|
T-1.
Smart Antennas for Wireless Communications
In this tutorial, we will discuss
current and future wireless systems, with emphasis on antenna technology
and the improvement that smart and adaptive antenna arrays can provide.
We will first discuss cellular systems, and describe standard
cellular antennas, smart antennas using fixed beams, and adaptive antennas
for base stations, as well as antenna technologies for handsets.
We will show the potential improvement that these antennas can
provide, including range extension, multipath diversity, interference
suppression, and capacity increase. We will describe in detail.
Multiple-Input-Multiple-Output (MIMO) techniques, whereby multiple
antennas are used both at the receiver and transmitter. We will show how
these MIMO techniques are of great importance due to the fact that they
have the potential, with M transmit and receive antennas, to increase the
data rate M-fold without any increase in bandwidth or total transmit
power.
The
issues involved in incorporating these antennas into wireless systems,
including 2nd generation (CDMA, GSM, and IS-136), 3rd generation (WCDMA
and EDGE), and future (OFDM?) cellular systems, in different environments,
such as rural, suburban, and urban areas, as well as indoors, will be
described in detail.
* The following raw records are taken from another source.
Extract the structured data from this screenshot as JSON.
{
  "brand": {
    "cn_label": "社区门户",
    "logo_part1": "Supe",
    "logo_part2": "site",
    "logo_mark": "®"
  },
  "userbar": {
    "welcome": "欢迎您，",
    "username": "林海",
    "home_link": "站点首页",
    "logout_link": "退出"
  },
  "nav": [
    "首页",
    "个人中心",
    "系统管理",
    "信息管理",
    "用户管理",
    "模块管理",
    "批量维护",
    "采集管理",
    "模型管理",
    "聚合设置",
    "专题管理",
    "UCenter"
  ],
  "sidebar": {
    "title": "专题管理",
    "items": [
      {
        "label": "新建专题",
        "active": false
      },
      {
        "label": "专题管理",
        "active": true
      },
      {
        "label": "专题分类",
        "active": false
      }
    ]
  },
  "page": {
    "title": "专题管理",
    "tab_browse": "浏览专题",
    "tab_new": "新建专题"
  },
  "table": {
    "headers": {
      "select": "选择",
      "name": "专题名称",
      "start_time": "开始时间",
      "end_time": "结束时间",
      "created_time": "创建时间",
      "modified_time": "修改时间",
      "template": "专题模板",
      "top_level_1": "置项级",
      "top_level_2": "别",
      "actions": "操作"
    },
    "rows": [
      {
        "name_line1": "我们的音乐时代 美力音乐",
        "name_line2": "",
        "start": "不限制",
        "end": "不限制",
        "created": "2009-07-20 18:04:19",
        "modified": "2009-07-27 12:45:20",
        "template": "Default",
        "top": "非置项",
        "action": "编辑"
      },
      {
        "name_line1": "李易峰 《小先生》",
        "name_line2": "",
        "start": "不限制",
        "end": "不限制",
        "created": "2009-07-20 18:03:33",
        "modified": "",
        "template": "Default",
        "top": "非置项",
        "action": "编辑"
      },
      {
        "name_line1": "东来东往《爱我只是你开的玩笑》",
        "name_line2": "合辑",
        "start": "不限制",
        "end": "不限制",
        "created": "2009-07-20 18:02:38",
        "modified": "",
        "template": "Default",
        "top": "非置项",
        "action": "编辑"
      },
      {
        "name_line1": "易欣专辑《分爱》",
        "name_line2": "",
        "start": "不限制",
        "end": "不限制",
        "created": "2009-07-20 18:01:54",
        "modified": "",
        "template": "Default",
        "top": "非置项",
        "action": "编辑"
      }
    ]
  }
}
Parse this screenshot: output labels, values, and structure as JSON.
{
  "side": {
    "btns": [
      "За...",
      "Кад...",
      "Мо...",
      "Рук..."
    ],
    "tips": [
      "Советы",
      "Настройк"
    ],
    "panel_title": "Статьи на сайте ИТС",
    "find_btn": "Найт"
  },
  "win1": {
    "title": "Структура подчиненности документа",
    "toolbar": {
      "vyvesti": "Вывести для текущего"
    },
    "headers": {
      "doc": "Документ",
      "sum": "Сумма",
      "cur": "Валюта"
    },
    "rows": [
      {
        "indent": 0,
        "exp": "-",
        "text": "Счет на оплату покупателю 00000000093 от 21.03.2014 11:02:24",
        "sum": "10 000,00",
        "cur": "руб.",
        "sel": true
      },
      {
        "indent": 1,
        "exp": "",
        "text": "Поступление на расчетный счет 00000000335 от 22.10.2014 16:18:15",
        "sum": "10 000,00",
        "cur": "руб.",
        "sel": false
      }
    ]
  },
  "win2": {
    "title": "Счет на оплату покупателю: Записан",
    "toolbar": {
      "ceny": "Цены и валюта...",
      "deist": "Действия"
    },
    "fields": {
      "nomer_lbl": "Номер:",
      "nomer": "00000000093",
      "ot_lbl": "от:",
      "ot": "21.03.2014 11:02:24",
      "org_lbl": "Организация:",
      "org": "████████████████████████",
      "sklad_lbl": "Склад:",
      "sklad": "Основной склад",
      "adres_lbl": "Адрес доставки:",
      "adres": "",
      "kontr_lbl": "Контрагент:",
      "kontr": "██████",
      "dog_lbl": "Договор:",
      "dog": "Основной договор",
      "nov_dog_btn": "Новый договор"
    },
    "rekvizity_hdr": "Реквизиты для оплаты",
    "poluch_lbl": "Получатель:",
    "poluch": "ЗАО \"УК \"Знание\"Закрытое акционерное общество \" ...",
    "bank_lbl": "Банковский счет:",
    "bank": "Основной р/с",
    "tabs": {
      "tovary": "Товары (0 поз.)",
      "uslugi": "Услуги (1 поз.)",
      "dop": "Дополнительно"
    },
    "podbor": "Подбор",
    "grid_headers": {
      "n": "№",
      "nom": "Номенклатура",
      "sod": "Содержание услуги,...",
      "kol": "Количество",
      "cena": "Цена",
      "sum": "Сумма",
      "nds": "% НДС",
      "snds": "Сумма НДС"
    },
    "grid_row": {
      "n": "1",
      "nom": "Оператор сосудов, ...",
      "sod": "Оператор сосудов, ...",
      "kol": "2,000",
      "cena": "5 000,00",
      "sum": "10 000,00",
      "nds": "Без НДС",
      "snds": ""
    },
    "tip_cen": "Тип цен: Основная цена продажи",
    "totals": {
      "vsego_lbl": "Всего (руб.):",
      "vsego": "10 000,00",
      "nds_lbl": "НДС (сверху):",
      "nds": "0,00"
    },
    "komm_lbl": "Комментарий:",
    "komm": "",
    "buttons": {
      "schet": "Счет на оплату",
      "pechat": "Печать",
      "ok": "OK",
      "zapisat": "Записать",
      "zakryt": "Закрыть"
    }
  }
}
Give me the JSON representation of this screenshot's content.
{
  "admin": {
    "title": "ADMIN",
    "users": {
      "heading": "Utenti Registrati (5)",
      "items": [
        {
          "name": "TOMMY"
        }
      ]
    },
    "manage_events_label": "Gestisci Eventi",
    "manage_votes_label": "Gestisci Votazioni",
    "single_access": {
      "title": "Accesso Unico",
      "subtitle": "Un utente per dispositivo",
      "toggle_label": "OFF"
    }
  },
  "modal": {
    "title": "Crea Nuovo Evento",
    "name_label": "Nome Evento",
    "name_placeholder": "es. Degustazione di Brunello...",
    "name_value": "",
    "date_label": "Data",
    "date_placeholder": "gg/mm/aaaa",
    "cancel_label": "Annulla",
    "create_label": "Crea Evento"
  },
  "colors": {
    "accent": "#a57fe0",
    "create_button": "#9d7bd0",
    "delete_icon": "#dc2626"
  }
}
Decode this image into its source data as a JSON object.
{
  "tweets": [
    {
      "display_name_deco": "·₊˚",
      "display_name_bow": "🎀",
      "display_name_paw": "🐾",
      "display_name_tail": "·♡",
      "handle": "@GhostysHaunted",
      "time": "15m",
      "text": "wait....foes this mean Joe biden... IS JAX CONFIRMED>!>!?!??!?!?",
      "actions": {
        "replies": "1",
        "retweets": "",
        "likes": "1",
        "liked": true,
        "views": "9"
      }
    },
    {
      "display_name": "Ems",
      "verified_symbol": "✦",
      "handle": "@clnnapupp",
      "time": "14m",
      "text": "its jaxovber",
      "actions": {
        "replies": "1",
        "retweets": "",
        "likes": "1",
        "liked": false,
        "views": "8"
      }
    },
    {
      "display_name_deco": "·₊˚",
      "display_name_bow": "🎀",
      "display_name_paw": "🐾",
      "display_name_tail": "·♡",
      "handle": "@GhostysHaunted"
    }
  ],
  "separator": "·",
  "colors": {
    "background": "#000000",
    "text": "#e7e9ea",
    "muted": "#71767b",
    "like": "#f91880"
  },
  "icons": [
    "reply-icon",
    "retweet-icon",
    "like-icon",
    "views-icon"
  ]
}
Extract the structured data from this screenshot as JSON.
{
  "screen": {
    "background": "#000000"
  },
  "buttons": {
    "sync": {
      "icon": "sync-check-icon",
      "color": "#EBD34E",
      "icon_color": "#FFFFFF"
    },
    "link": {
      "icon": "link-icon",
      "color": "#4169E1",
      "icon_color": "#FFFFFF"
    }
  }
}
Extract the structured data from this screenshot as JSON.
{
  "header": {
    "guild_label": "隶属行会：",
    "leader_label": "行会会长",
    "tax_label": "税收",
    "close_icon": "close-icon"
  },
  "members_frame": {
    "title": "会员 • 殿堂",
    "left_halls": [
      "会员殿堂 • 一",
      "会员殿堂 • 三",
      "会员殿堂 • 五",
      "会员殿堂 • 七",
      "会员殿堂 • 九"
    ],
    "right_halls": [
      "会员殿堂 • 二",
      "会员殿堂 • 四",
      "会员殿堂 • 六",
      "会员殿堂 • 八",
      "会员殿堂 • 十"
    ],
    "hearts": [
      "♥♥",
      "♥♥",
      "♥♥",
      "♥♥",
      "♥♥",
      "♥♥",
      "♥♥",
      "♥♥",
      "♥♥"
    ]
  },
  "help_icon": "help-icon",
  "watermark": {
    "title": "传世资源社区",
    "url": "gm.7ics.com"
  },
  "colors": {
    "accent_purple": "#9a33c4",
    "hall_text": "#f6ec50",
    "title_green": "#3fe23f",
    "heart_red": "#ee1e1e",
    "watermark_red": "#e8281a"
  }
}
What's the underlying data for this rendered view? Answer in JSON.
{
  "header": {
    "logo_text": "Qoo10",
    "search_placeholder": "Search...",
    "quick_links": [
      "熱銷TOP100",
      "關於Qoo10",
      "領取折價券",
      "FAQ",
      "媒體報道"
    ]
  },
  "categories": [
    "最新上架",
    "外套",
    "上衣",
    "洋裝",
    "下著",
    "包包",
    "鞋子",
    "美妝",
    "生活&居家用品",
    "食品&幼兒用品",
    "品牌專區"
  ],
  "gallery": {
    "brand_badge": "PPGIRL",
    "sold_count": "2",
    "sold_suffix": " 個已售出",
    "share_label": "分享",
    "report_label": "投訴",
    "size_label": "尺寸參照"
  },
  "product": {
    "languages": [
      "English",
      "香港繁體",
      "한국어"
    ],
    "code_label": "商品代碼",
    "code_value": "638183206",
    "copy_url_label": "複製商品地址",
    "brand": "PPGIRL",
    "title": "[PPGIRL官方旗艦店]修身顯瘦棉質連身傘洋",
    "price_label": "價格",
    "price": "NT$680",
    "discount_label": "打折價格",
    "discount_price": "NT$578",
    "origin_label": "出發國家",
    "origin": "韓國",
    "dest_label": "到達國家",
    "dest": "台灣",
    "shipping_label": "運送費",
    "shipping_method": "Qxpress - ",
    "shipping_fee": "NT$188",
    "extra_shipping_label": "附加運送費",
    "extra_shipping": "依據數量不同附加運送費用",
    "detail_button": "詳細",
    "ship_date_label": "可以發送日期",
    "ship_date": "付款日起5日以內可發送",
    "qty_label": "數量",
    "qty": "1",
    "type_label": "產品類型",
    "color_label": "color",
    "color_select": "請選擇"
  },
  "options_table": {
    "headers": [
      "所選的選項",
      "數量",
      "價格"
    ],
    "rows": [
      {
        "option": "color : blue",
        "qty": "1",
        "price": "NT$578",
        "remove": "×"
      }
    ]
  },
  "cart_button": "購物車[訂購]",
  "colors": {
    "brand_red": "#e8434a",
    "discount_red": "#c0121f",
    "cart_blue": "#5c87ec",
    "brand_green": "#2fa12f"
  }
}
We will describe the evolution to high-speed data
mobile wireless systems, with data rates in excess of 10 Mbps. We also
describe the extension of wireless local area networks using 802.11b and
802.11a, and cellular systems (WCDMA), to provide high-speed ubiquitous
access. Smart antennas are shown as a key technology to provide the needed
enhancements of range extension, interference suppression, and capacity
increase. Theoretical, computer simulation, experimental, and field trial
results will be presented. This tutorial should provide a basic
understanding of the antenna technology options and their potential in
wireless systems.
 Jack H. Winters (jwinters185170@comcast.net)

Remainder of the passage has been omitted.